A month after that, he scored five times, ran for 237 yards and helped his team win the Long Island Class II championship with a 43-14 win over Garden City.

On Feb. 2, 2005, Gwaltney signed to play for West Virginia and Berry joined him. Gwaltney played right away, but by late October, he had missed several weeks of practice with a sprained knee ligament. In six games, he ran for a total of 186 yards -- well below the goals he had set for himself as a freshman.

In November, Rodriguez said Gwaltney would not play until he addressed off-field issues, including extensive absences from class and rehab sessions for his knee. He would never again play for the Mountaineers.

In January 2006, Gwaltney enrolled at Nassau Community College, but he soon dropped out. He tried again at Nassau a year later, again to no avail.

"He came out for spring [practice] one day, never saw him after that," said former Nassau CC coach John Anselmo, who now is an assistant with the Buffalo Bills.

A year later, he re-enrolled at WVU and was eligible for spring practice. But he never went to practice, and in June 2007, he was arrested in Morgantown, W.Va., for underage consumption of alcohol, speeding and failure to produce a driver's license, records show.

In April 2008, he pleaded no contest to driving with a suspended or revoked license and was ordered to pay a $100 fine and $165.50 in court costs, records show.

When Gwaltney returned to WVU, Rodriguez said, the issues hadn't changed. "I still felt after the first time, 'Hey, he made a mistake, let's give him another shot,' " Rodriguez said. "But eventually there comes a point where, OK, you're not conforming, you're not doing what the rest of the guys do, so a decision has to be made."

Another missed chance

In fall 2008, still hoping to play college football, Gwaltney enrolled at C.W. Post on Long Island. He led Post in rushing with 709 yards in six games but was suspended twice because of practice issues and other unspecified reasons. In May 2009, Gwaltney left the team.

"He was certainly given the opportunity here to be part of a great program and institution," Post coach Bryan Collins said. "With being part of that, there's just consistency and rules and regulations that you need to adhere by to remain successful. When you don't adhere to them, then you can't be part of it."

The next month he enrolled at Division III Kean University in New Jersey. Gwaltney hurt his ankle in 2009 but returned in 2010 to set a school rushing record with 1,412 yards. He thought that performance might lead to a shot at the NFL in the 2011 draft. According to an NFL spokesman, Gwaltney worked out for pro scouts at Fordham University that March.

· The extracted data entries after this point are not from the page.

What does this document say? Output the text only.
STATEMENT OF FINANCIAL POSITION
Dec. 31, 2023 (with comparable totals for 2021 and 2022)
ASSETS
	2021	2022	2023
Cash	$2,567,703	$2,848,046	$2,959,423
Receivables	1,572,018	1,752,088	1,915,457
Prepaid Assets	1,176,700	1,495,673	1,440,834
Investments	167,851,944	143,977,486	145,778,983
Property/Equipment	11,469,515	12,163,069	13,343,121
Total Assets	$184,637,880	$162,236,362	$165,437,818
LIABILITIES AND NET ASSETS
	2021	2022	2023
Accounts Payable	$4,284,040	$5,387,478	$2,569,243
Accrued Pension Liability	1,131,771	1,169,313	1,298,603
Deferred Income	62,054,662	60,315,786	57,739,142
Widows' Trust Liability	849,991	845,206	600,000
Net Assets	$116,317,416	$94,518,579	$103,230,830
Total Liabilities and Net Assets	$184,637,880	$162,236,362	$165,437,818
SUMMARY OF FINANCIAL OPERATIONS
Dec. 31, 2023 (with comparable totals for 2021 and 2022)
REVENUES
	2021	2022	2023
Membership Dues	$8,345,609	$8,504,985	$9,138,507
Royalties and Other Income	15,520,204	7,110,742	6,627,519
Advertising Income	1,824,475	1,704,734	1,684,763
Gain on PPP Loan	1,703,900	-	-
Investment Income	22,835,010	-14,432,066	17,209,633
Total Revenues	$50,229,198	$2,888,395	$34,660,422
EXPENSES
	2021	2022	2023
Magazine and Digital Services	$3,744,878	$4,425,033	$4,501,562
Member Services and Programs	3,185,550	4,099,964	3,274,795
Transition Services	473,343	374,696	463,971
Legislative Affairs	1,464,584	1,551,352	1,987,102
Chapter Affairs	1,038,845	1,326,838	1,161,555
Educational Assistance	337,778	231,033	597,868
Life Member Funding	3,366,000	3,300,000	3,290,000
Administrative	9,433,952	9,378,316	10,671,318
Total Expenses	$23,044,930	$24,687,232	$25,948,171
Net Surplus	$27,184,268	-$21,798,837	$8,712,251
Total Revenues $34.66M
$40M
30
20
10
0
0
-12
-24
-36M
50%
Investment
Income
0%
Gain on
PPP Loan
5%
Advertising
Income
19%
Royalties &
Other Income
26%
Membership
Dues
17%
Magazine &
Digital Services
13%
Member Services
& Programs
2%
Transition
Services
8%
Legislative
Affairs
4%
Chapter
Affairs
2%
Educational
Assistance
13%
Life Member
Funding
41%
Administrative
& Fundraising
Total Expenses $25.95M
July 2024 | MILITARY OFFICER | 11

On draft day, none of the 32 NFL teams selected him.

But Gwaltney still held on to the dream.

Chuck McGill, a sportswriter with the Charleston Daily Mail, said he received an out-of-the-blue text message from Gwaltney last March in which he said he was tempted to spend the next year training for the 2013 draft, to be held in late April.

"You think I should give it one more shot?" he asked McGill, who responded to the message but never heard back.

Hand, the coach who recruited Gwaltney for West Virginia, said: "I don't know how he got to where he got to the other night. I don't know what led him there."

Hand, who's now at Vanderbilt University, concluded, "He made the decision and he's got to pay the price, but I feel bad for the situation he's in and it's really a horrible waste."